Tuesday, July 5, 2016

Deuteronomy 22

The BFG by Roald Dahl--now a movie directed by Steven Spielberg with a screenplay by ET scenarist Melissa Mathison--was one of my favorite books when I was a wee one. One if its major premises (and no, I'm not talking about logic and enthymemes) was that giants roamed the world, picking children out of their cozy bedrooms at night to guzzle like potato chips. (In fact, one scene of the book has a character describing the varying tastes of children from different nations. You can just imagine Dahl's eyes glinting gleefully as he wrote this scene.) This notion would be rather horrid in real life, but imagine if a ruling body actually sanctioned this behavior. What if whoever was in charge said that giants were free to take and gobble up as many children as they wanted--right in front of the parents--as long as they just left the parents alone?
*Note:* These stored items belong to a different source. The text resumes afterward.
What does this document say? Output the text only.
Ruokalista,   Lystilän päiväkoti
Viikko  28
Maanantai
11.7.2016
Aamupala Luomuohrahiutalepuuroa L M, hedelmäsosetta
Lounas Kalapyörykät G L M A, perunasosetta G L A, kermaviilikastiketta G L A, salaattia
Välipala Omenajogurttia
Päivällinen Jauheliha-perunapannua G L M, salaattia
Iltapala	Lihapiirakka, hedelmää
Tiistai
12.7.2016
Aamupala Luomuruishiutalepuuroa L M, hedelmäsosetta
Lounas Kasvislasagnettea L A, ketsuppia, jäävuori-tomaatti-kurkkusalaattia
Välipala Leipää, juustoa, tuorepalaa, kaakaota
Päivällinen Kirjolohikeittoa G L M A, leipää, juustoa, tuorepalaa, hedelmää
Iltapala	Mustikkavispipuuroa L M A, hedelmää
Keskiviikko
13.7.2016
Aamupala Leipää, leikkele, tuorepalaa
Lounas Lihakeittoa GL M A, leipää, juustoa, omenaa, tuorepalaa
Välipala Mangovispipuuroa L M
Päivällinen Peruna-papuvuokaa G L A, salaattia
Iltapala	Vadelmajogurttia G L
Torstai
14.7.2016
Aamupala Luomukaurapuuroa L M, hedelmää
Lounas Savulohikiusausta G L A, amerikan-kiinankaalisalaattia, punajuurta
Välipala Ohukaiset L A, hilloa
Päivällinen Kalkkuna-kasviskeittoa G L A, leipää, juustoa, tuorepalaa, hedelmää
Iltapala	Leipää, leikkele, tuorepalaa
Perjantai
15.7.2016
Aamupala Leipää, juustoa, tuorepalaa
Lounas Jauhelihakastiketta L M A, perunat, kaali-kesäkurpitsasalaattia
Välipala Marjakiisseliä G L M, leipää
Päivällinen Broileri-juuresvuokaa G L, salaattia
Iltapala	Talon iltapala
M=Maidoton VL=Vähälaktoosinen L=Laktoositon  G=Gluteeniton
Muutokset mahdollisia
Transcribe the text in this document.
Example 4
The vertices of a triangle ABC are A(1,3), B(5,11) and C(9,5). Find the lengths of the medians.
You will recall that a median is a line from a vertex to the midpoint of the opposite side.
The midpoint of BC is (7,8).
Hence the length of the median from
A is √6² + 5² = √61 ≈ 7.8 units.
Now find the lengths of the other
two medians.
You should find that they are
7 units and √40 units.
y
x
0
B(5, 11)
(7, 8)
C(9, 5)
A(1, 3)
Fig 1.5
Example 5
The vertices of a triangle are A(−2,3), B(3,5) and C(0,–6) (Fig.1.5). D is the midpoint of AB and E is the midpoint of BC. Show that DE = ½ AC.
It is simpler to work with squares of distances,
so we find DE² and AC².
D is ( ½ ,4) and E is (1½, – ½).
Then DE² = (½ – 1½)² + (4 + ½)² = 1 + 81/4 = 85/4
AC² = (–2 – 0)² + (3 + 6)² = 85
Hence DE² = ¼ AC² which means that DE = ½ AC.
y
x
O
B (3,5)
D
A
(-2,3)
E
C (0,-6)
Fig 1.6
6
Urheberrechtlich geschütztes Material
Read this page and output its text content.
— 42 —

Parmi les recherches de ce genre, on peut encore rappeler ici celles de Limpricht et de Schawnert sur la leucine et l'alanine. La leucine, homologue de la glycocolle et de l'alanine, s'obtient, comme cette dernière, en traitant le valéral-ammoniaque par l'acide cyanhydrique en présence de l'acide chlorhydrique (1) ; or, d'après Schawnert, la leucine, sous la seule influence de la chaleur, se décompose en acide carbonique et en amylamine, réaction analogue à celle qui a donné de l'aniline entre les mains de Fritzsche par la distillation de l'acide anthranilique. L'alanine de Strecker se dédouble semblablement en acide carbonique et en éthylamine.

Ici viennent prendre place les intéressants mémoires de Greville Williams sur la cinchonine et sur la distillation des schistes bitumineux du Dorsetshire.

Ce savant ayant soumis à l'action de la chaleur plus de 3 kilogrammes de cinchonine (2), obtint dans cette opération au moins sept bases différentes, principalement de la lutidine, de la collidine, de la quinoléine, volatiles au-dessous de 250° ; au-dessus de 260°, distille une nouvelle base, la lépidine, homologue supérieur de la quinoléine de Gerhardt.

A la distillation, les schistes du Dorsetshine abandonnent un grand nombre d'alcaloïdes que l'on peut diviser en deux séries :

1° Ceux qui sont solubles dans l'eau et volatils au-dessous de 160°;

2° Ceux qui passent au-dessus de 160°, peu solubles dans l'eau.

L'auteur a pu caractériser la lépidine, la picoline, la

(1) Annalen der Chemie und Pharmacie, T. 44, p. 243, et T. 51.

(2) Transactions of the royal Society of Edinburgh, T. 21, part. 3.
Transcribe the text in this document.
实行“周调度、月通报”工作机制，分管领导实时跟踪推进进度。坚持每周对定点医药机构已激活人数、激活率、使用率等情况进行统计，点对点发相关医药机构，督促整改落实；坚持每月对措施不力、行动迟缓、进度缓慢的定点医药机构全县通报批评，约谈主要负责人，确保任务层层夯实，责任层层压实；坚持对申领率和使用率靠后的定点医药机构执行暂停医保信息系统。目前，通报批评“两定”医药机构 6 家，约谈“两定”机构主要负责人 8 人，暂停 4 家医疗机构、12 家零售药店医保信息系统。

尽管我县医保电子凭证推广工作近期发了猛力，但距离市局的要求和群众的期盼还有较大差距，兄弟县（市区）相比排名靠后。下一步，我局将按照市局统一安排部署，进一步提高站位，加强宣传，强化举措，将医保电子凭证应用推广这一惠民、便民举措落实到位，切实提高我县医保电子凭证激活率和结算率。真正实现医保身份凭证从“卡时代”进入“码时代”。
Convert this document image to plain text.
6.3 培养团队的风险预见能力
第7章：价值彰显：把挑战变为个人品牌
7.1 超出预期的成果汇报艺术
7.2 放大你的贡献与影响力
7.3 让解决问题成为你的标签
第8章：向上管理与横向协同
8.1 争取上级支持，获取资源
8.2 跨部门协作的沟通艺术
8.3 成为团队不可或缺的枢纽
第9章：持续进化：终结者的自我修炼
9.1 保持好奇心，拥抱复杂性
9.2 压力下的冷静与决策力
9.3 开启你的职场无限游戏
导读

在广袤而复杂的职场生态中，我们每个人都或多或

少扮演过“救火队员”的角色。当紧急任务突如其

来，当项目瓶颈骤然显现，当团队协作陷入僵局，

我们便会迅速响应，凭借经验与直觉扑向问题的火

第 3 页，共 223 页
That's basically what verses 6-7 say, only involving birds instead of humans. If an Israelite sees a nest with a bird sitting on its eggs or with its young, he or she can take the young but must leave the mother. Now, I'm not a vegetarian, and if I had to make a choice between saving a pet bird and saving a human about whom I knew nothing, I would save the human every time. Still, how much does it stink to be a mother bird watching your kids be taken away from you and consumed? Makes me wonder if the bird would rather be taken along with its young--kind of like that "Mother and Child Reunion" chicken and egg soup you sometimes see in Chinese restaurants. (I do find that name morbidly humorous.)

Most of the other rules in this chapter have to do with rather sensitive matters. I do like that a man falsely accusing his fiancee of being a non-virgin is punished. The punishment is still one-sided though: if the man is wrong, he's merely fined (verse 19), but if the woman is, in fact, a non-virgin, she's stoned--on the steps of her father's house! (verse 21) I wonder, though, how exactly the Israelites proved or disproved if a woman was a virgin. As we know today, no reliable test for virginity exists. Unless, of course, the woman's stomach starts growing and something starts kicking around in there.

I do find the punishment for a man raping a virgin disheartening--the man is fined and then forced to marry the woman with no possibility of divorce (verses 28-29). How terrible would your life be if you were forced to marry the person who took away your virginity? Both the woman and the rapist would have to live with each other for the rest of their lives. Not a happy note to end on, but despite the airy, flippant tone of these posts, I do find myself caring about real issues from time to time.